The classic Patek Philippe Perpetual Calendar model is typically priced below 110,000 USD, making it the entry-level model in the series. Released under reference number 5320G, this model is powered by the automatic in-house caliber 324 S Q and features month, leap year, day/night, and day of the week displays.
IWC Schaffhausen Perpetual Calendars
IWC also boasts several watches featuring perpetual calendars that are highly regarded among enthusiasts. The IWC Portugieser, Da Vinci, and Big Pilot models are particularly popular. Prices for the Portugieser with a perpetual calendar begin around 22,000 USD. Included with the watch is a century slide that will remain accurate until 2499. Even more remarkable are the models with the double moon phase display for the Northern and Southern Hemispheres.
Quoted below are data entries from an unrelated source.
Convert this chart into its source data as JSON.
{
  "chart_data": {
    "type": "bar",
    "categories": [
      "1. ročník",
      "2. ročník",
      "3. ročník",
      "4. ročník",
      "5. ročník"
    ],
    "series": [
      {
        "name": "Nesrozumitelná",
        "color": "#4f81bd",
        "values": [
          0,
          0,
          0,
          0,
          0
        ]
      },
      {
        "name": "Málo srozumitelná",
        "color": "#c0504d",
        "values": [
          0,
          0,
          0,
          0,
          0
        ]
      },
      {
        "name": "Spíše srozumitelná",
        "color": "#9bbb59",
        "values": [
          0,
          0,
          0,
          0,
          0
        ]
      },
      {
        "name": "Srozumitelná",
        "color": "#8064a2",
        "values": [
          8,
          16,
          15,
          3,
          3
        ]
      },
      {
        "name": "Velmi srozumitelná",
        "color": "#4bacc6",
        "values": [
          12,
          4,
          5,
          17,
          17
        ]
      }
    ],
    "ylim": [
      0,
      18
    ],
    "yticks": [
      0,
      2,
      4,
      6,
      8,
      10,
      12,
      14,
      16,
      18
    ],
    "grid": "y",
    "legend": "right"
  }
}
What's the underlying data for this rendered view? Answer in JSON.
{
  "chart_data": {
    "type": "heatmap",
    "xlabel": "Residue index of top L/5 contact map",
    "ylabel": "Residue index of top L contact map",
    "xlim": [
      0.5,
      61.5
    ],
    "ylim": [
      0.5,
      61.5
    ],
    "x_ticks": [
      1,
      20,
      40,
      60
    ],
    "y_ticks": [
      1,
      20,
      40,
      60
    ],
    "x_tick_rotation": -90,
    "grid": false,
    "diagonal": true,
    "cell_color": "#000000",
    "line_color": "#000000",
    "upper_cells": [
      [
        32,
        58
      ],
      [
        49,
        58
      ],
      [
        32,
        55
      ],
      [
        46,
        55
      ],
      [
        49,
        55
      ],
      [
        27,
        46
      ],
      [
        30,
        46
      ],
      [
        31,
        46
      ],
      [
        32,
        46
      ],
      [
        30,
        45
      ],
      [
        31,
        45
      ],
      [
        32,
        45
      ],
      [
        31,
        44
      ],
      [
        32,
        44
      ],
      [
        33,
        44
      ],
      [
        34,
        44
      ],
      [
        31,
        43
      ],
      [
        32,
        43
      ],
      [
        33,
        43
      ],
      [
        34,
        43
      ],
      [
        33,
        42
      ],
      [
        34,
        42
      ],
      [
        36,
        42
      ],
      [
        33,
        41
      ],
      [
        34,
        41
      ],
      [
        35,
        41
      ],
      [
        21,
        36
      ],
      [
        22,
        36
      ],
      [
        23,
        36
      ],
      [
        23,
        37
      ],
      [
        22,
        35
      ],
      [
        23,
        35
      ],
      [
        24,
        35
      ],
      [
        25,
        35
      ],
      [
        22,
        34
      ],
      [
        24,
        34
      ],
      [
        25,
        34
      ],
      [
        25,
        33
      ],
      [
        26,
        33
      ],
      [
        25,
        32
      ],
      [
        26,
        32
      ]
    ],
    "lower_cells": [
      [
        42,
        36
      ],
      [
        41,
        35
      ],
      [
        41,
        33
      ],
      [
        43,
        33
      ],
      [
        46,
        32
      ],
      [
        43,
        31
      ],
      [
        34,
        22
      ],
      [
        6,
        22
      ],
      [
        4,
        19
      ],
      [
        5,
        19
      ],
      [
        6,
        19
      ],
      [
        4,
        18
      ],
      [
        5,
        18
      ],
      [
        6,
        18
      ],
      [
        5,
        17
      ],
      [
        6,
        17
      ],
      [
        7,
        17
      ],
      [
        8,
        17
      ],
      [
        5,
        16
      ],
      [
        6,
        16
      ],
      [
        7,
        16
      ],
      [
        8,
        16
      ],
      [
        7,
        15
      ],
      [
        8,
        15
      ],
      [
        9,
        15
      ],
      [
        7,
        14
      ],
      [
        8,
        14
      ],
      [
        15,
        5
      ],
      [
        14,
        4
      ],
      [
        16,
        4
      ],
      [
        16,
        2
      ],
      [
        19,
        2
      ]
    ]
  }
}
These watches feature a four-digit year display between 7 and 8 o’clock. The subdial at 9 o’clock displays the day of the week, the month is displayed at 6, and the date display is integrated into the power reserve display at 3 o’clock. Powered by the in-house caliber 52615, these watches are 44 mm in diameter. The platinum version costs around 56,000 USD.
German Watches with Perpetual Calendars
The Richard Lange Terraluna is truly a masterpiece of haute horlogerie. The watch was released in 2014 by the Glashütte-based watchmaker A. Lange & Söhne. It features a perpetual calendar alongside an orbital moon phase display. The reverse side showcases the position of the sun above the barrel; in 1,058 years, the position of the Sun relative to the Moon and Earth only deviates by one day. The series is exclusively available in white gold and costs around 167,000 USD. The Glashütte Original Senator Perpetual Calendar boasts a simple moon phase display at the 8 o’clock position and the typical Glashütte outsize date display, similar to A. Lange models. A stainless steel version of this watch will set you back some 28,000 USD.